Ministers also aim to make it easier for victims to use Clare’s Law by speeding up the time it takes to obtain previous convictions and making it easier for them to apply online.

The new ‘domestic violence’ plan, announced by Priti Patel, the Home Secretary, will also see 3,500 convicted domestic abusers GPS tagged after their release from prison so they can be tracked and stopped from entering in “exclusion zones” around their ex-partner or victims.

Ministers will also consider giving victims the right to statutory leave if they have to deal with domestic violence, similar to the leave provided for staff who are sick or on paternity or maternity leave.

Ms Patel said: ‘Domestic violence is a devastating crime that ruins lives and tackling it is an important part of this government’s crime plan. For too long, the focus has been on what the victim could have done differently rather than the behavior of the perpetrators themselves.

“Now that has to change. My plan against domestic violence aims to provide relief to victims and make it easier for them to access the help and support they need, while taking strong action against the perpetrators.

About 2.3 million people are victims of domestic violence each year, according to the Office for National Statistics Crime Survey.

Victims can seek help from pharmacies and employment agencies

As part of this plan, the Action Needed Immediately scheme, which allows victims of domestic violence to go to pharmacies to get help and escape their attacker, will be extended to employment agencies.

The program was launched during the pandemic when victims were unable to make phone calls or access the internet while locked at home with coercive abusers.

Funding for the National Domestic Violence Helpline, which is used by an average of 15,000 people every three months, will be doubled to £1million, with an additional £1million for other helplines. helplines that support women and girls who are victims of violence.

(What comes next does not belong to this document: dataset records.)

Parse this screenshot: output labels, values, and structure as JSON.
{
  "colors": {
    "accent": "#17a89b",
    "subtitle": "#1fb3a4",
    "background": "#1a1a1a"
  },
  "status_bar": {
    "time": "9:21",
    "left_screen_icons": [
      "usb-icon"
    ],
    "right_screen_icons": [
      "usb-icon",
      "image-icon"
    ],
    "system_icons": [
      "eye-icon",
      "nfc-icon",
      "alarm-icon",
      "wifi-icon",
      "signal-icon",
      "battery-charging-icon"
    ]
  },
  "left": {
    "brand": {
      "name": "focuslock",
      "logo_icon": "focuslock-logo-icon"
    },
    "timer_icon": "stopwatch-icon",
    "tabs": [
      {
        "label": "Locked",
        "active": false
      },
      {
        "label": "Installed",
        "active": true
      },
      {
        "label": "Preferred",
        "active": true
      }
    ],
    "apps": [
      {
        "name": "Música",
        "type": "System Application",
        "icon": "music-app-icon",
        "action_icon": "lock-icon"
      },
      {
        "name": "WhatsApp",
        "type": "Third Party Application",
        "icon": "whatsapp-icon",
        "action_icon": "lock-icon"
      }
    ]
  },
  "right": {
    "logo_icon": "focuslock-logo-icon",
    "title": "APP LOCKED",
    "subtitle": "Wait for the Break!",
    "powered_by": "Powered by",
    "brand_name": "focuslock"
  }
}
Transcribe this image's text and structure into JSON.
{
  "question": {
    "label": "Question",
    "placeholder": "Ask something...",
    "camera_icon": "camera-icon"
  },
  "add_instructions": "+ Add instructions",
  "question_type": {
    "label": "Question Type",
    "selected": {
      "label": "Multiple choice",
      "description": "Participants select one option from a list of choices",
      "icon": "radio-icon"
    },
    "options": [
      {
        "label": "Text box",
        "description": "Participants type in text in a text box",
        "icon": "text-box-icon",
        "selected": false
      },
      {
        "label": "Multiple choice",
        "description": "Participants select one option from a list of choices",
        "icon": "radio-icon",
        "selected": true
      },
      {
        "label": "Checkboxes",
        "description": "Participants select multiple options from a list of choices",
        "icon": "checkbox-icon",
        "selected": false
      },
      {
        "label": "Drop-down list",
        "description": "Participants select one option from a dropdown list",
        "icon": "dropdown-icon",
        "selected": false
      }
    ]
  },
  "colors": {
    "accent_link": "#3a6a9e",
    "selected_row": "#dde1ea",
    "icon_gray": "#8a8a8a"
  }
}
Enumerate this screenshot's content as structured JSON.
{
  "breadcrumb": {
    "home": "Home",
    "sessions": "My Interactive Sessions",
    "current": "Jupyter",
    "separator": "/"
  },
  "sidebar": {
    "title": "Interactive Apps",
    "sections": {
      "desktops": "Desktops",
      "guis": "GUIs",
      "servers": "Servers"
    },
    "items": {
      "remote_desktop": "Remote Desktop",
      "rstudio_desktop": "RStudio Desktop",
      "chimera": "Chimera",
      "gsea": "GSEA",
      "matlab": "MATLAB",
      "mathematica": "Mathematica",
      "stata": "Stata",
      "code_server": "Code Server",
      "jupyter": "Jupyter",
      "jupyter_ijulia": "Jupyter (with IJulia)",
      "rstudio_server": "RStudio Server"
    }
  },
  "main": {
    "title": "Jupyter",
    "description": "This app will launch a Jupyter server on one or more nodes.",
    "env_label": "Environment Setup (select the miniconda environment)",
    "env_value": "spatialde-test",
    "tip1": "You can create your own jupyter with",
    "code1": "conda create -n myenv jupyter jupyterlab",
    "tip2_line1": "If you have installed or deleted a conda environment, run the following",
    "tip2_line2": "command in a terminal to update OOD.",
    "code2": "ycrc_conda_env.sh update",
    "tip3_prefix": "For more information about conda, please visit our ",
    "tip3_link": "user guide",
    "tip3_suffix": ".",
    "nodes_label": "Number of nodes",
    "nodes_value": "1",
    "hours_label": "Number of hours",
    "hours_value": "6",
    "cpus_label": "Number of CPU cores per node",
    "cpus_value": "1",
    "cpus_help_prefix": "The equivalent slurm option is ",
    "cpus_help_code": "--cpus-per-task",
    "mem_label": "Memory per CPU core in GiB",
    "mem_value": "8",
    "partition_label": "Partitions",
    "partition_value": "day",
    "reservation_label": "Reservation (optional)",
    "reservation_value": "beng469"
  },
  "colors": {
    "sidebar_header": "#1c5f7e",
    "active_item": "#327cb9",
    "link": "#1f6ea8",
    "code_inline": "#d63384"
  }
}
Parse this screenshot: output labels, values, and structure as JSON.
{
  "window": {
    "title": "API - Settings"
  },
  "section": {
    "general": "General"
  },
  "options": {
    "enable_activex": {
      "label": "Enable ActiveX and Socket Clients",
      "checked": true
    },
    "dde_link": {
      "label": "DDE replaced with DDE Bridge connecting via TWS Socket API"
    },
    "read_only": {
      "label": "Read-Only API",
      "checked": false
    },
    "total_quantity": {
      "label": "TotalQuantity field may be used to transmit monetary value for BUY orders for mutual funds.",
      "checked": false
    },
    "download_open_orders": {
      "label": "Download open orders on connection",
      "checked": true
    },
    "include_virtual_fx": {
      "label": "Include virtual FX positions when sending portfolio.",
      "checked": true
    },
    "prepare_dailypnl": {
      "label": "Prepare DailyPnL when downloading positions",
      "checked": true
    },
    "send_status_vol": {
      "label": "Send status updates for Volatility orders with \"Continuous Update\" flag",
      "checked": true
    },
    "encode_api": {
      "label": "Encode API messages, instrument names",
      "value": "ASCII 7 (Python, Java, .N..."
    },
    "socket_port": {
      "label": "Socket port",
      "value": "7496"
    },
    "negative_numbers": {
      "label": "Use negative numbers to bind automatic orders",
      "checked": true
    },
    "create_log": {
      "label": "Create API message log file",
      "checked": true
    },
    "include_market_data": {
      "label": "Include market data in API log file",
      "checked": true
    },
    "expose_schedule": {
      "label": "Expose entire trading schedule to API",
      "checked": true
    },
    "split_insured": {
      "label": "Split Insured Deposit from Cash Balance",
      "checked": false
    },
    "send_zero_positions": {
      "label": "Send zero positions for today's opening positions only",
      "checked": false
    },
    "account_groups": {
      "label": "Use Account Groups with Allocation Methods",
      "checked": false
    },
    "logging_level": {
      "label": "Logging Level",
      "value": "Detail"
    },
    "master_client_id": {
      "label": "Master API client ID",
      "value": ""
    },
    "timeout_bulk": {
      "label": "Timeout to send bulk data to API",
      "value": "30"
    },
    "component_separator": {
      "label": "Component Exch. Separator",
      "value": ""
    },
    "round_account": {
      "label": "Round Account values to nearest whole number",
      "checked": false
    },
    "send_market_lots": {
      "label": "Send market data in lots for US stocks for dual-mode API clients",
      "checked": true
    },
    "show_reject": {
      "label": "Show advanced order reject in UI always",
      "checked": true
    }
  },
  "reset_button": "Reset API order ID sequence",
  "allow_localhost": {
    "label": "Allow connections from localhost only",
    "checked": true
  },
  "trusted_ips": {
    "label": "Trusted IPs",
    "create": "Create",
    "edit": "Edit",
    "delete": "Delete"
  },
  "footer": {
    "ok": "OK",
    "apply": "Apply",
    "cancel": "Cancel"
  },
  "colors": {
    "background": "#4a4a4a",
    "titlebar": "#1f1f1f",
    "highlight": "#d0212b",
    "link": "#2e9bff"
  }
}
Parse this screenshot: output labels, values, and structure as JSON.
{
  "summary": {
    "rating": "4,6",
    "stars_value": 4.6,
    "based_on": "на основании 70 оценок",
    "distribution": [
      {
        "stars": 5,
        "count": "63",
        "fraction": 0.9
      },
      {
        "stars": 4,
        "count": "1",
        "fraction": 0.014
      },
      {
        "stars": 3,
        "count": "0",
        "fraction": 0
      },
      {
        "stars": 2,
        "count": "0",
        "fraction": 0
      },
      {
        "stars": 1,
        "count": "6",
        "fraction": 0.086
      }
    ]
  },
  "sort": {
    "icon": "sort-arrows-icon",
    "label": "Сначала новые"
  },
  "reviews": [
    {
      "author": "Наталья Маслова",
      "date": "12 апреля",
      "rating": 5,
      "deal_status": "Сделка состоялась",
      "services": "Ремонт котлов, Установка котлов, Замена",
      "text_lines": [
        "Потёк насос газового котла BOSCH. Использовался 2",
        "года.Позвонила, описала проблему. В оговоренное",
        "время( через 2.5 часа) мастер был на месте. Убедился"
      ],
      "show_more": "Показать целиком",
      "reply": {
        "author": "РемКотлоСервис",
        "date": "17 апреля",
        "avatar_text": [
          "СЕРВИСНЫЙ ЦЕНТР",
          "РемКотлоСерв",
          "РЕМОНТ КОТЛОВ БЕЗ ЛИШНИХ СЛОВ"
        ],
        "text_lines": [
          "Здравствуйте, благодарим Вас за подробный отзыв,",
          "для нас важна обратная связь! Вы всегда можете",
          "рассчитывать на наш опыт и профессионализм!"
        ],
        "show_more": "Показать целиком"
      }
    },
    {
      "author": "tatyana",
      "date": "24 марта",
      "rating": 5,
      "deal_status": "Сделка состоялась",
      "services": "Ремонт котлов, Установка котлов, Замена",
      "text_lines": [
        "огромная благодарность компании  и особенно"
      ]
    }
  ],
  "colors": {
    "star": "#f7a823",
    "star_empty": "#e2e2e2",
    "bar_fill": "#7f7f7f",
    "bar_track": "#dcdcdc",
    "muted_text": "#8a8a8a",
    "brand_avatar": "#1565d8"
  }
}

Police forces with the highest rates of domestic homicides and serious crimes of domestic violence will be reviewed by the National Council of Chiefs of Police.

There will be an additional £7.5million over three years to train health workers to better identify, refer and support victims of domestic violence as well as new curricula to help teachers ensure that children learn about healthy relationships.

Nicole Jacobs, Domestic Violence Commissioner, said: “It is essential that domestic violence prevention work is prioritized across government and other agencies like police, health and housing so that we can tackle against domestic violence as soon as possible.

“The success of this early prevention will rely on adequate funding for community services that are central to prioritizing domestic violence.”